Show that the ellipse $\frac{x^2}{a^2} + \frac{y^2}{b^2}$ = 1 is a smooth curve by producing an admissable parametrization.
I know the parametrization is $a*cos(t) + i*b*sin(t)$. It looks right but I don't know how to work towards this answer as I suck at parametrization so I don't know how to show
You are on the right track. The parameterization of $\frac{x^{2}}{a^{2}} + \frac{y^{2}}{b^{2}} = 1$ is:
$$(a\cos(\theta), b\sin(\theta))\text{ for }0\leq 0 < 2\pi$$
Both components of the parameterization are smooth, so it remains to check that the endpoints coincide and are smooth.
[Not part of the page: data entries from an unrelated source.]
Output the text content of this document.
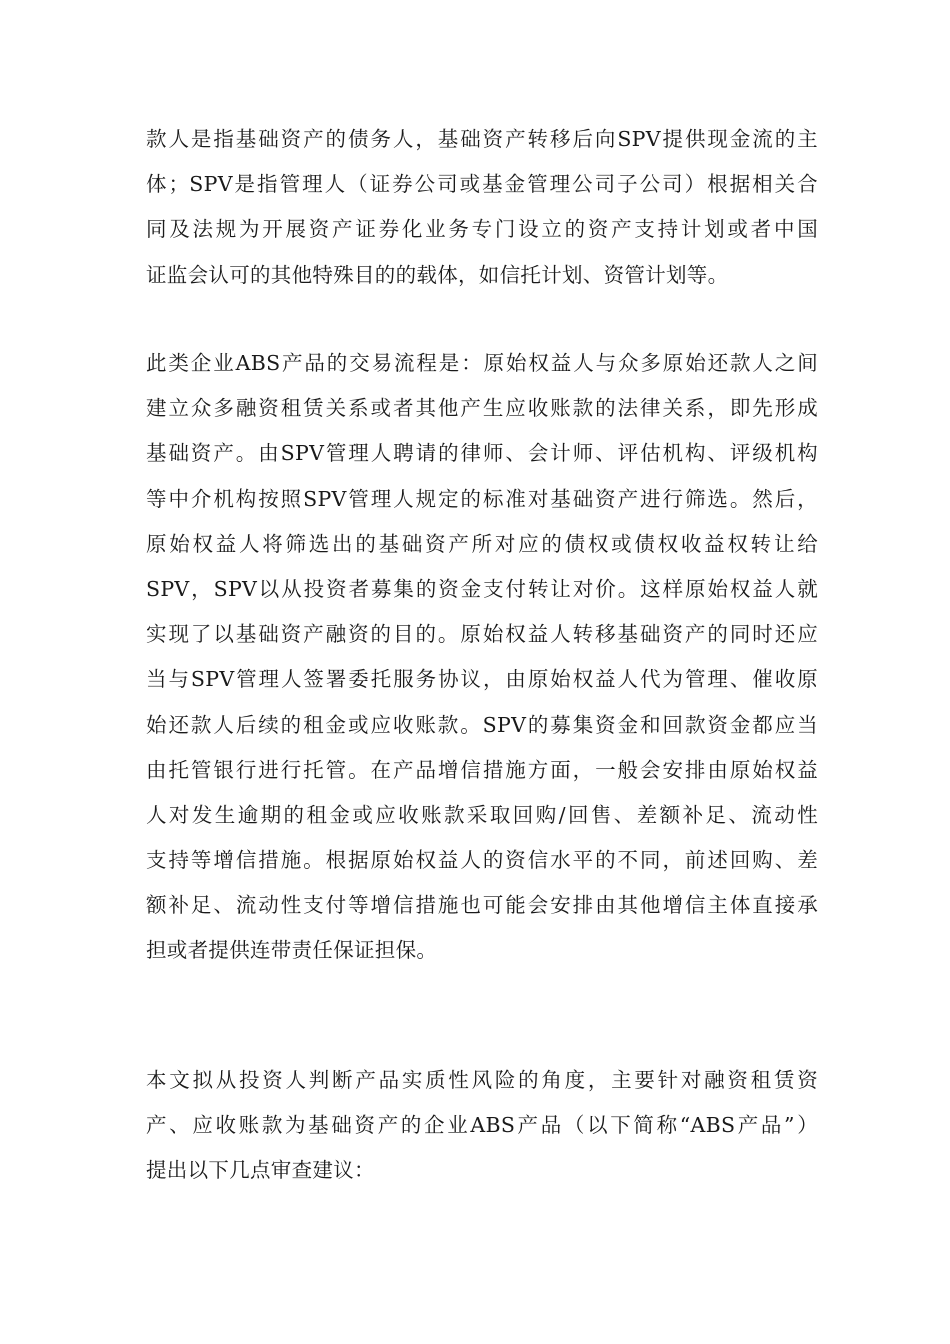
款人是指基础资产的债务人，基础资产转移后向SPV提供现金流的主
体；SPV是指管理人（证券公司或基金管理公司子公司）根据相关合
同及法规为开展资产证券化业务专门设立的资产支持计划或者中国
证监会认可的其他特殊目的的载体，如信托计划、资管计划等。
此类企业ABS产品的交易流程是：原始权益人与众多原始还款人之间
建立众多融资租赁关系或者其他产生应收账款的法律关系，即先形成
基础资产。由SPV管理人聘请的律师、会计师、评估机构、评级机构
等中介机构按照SPV管理人规定的标准对基础资产进行筛选。然后，
原始权益人将筛选出的基础资产所对应的债权或债权收益权转让给
SPV，SPV以从投资者募集的资金支付转让对价。这样原始权益人就
实现了以基础资产融资的目的。原始权益人转移基础资产的同时还应
当与SPV管理人签署委托服务协议，由原始权益人代为管理、催收原
始还款人后续的租金或应收账款。SPV的募集资金和回款资金都应当
由托管银行进行托管。在产品增信措施方面，一般会安排由原始权益
人对发生逾期的租金或应收账款采取回购/回售、差额补足、流动性
支持等增信措施。根据原始权益人的资信水平的不同，前述回购、差
额补足、流动性支付等增信措施也可能会安排由其他增信主体直接承
担或者提供连带责任保证担保。
本文拟从投资人判断产品实质性风险的角度，主要针对融资租赁资
产、应收账款为基础资产的企业ABS产品（以下简称“ABS产品”）
提出以下几点审查建议：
We have:
$$\lim_{\theta\rightarrow 0^{+}}(a\cos(\theta), b\sin(\theta)) = \lim_{\theta\rightarrow 2\pi^{-}}(a\cos(\theta), b\sin(\theta)) = (a, 0)$$
The directional derivative of this curve is:
$$\frac{d}{d\theta}(a\cos(\theta), b\sin(\theta)) = (-a\sin(\theta), b\cos(\theta))$$
We have:
$$\lim_{\theta\rightarrow 0^{+}}(-a\sin(\theta), b\cos(\theta)) = \lim_{\theta\rightarrow 2\pi^{-}}(-a\sin(\theta), b\cos(\theta)) = (0, b)$$
Thus, $\boxed{\frac{x^{2}}{a^{2}} + \frac{y^{2}}{b^{2}} = 1 \text{ is smooth.}}$